So ps i'm not pregnant with any athletes illegitimate children : )
She told me I was starting to look like a mermaid with herpes and I needed to stop it.
She asked me to facebook all the girls I'd hooked up with. She started crying when I started my search with A.
I feel like the only solution to this is to get naked and lay in the shower for a hour then see what my penis wants to do.
Just had a thought: were the sirens on when we were in the ambulance?
Washing vom off hardwood, so much easier than carpet. Thank you adulthood!
I'm being fed tequila grapes by a girl on stilts...
This is the minute she broke up with me. If you're receiving this mass text, you are one for the girls who made me promise to text you at this point.

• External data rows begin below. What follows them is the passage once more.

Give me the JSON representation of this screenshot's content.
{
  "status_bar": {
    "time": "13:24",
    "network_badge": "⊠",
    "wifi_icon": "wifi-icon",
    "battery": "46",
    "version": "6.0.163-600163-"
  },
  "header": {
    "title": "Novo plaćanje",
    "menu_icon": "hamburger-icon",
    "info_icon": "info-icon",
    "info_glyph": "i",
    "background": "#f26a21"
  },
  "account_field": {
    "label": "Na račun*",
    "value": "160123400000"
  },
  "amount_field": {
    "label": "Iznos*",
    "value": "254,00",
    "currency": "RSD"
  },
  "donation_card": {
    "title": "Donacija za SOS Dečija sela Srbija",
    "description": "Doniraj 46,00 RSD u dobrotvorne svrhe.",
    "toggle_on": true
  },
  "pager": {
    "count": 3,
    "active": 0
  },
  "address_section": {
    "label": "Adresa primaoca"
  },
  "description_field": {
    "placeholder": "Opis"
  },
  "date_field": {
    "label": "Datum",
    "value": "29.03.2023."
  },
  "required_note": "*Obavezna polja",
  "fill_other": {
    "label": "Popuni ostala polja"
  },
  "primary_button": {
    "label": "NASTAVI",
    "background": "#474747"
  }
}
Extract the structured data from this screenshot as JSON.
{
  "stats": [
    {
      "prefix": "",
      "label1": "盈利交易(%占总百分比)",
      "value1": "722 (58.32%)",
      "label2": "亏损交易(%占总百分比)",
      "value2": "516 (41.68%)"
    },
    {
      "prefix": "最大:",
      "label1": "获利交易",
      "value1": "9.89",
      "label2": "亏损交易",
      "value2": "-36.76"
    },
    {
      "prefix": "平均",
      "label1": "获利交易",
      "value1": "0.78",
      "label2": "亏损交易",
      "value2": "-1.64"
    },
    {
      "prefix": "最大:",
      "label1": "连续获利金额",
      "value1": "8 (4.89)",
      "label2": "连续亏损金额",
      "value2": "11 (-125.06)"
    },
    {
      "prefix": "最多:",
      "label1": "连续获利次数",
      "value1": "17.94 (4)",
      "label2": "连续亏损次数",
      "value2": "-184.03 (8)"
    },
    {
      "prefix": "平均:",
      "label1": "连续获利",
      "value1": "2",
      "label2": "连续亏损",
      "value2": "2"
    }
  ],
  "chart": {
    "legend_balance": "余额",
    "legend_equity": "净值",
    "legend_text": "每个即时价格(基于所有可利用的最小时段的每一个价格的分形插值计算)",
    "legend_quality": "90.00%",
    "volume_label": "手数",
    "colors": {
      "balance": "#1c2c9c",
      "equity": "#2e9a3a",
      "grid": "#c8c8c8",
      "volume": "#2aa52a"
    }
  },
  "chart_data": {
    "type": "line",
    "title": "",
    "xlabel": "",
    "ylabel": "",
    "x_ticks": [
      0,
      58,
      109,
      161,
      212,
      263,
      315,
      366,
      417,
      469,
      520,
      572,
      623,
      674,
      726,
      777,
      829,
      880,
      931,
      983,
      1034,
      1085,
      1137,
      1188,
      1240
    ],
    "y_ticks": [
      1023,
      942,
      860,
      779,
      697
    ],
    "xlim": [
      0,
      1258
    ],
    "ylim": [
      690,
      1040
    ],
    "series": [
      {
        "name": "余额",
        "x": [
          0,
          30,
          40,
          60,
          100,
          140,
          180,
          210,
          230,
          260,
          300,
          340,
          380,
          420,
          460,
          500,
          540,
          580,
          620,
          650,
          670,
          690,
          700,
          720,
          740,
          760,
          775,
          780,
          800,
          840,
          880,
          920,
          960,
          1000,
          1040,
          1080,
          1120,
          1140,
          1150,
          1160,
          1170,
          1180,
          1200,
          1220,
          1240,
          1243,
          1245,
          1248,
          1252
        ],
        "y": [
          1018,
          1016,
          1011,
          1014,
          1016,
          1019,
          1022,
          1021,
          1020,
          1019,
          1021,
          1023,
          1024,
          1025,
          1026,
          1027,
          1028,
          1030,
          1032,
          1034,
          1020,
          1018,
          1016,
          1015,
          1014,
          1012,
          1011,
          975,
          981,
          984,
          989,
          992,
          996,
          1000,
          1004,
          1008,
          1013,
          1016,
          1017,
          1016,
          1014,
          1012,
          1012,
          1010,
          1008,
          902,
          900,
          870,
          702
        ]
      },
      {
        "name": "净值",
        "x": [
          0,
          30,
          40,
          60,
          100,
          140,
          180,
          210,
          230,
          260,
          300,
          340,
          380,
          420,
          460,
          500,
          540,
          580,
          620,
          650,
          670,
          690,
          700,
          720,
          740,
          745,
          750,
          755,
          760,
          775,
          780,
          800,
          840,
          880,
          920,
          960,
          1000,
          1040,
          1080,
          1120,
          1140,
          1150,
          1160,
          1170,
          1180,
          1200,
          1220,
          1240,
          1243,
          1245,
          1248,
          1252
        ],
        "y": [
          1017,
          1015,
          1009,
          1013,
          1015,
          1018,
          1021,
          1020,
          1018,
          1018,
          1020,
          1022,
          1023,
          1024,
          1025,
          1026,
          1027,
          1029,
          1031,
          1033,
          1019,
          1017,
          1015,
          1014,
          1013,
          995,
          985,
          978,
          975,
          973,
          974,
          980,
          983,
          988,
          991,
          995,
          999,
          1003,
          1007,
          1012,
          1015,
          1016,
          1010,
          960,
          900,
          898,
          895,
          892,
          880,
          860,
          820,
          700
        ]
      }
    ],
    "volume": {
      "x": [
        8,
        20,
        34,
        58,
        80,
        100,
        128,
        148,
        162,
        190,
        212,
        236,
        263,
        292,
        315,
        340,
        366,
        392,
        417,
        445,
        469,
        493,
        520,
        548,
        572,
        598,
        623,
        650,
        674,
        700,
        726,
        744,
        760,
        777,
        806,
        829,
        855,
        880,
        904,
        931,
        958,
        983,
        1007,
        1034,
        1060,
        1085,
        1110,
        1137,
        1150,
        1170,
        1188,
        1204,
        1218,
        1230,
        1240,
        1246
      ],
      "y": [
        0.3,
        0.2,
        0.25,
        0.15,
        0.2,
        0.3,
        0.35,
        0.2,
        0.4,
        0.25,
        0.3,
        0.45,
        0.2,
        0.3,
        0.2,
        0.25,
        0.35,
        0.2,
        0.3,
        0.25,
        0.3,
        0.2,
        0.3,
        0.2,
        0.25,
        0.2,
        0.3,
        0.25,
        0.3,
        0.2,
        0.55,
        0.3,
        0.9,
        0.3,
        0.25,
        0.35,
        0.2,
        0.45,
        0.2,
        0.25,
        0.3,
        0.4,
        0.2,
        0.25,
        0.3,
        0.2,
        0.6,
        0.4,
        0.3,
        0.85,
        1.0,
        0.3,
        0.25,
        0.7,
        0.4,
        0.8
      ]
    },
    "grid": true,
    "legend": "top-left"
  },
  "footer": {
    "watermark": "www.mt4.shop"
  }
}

Did u know it's unconstitutional to turn down a shot during 4th of July celebrations.. Rest now dear liver
Pedi-lyte stocked
someone in the elevator just told me i looked like a struggle but i smell very pretty..
You're officially the most high maintenance man I've ever had inside me.
I'm sending you a dick pic. Ill tell the other ppl in this pancheros its cool
Don't send a pic of dick unless it's inside the burrito
My crotch smells like fire and I can't find my pants
Tomorrow is my bachelor party. If I die tomorrow, please know I graded you a "check" as a sister. "Check-minus" when you got mouthy.
I just came in my own mouth don't ask me how cuz it really hurt and felt good at the same time.